Huurprijsvermindering in de periode december 2018 tot en met april 2019
4.12
De huurder is ingevolge artikel 6:265 BW gerechtigd om tot gehele of gedeeltelijke ontbinding van de huurovereenkomst over te gaan als de verhuurder tekortschiet in de nakoming van zijn verplichtingen. Ingevolge artikel 6:270 BW houdt een gedeeltelijke ontbinding een evenredige vermindering in van de wederzijdse prestaties in hoeveelheid of hoedanigheid.
4.13
Voor ontbinding is, op grond van artikel 6:265 lid 2 BW, in beginsel vereist dat de verhuurder in verzuim is. Dit is slechts anders als nakoming tijdelijk of blijvend onmogelijk is. Omdat de huurovereenkomst een duurovereenkomst is en de verhuurder niet met terugwerkende kracht de tekortkoming over de reeds verstreken periode ongedaan kan maken, is nakoming ten aanzien van de reeds verstreken periode per definitie niet meer mogelijk. Dit brengt mee dat daar waar huurder klaagt over misgelopen huurgenot ontbinding zonder verzuim mogelijk is.
4.14
Nu [verzoeker], zoals blijkt uit de door hem overgelegde stukken, reeds in juli 2016, november 2018 en in januari 2019 gemeld heeft dat het dak van zijn appartement lekt en [verweerder] in drie jaar tijd nagelaten heeft om het gebrek te verhelpen, ziet het Gerecht aanleiding om de huurovereenkomst gedeeltelijk te ontbinden, in die zin dat [verzoeker] het bedrag van Afl. 1.145, -- dat de Huurcommissie gekwalificeerd heeft als huurachterstand niet hoeft te betalen.

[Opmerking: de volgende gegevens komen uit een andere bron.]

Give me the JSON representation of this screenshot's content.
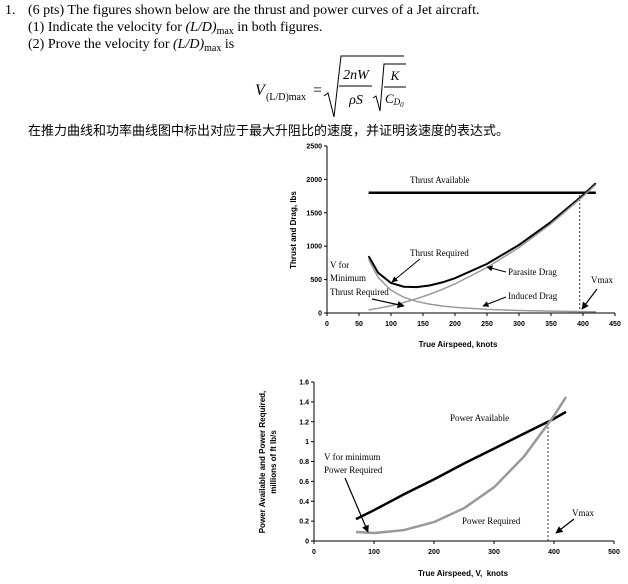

Voorts ziet het Gerecht aanleiding om [verweerder] te veroordelen tot vermindering van de huurprijs met het bedrag van Afl. 200, -- per maand, zijnde het bedrag dat [verzoeker] maandelijks in de periode december 2018 tot en met april 2019 heeft ingehouden, vanaf mei 2019 tot aan de dag waarop het gebrek is verholpen.
4.15
Het voorgaande brengt mee dat dat het beroep van [verzoeker] gegrond zal worden verklaard, dat de beschikking van de Huurcommissie zal worden vernietigd en het Gerecht, doende wat de Huurcommissie had behoren te doen, de huurprijs met een bedrag van Afl. 200, -- per maand zal verlagen vanaf december 2018 tot aan de dag waarop het gebrek is verholpen.

5.DE BESLISSING

Het gerecht:
verklaart het beroep van [verzoeker] gegrond;
vernietigt de beschikking van de Huurcommissie van 12 augustus 2019;
bepaalt dat de huurprijs van het appartement gelegen aan de [adres] (appartement nummer 2) in Aruba met ingang van december 2018 wordt verminderd met een bedrag van Afl. 200, -- per maand, tot de dag waarop het gebrek is verholpen;
wijst het meer of anders verzochte af.
Deze beschikking is gegeven door mr. J.J. Verhoeven, rechter in dit gerecht, en werd uitgesproken ter openbare terechtzitting op 22 oktober 2019 in aanwezigheid van de griffier.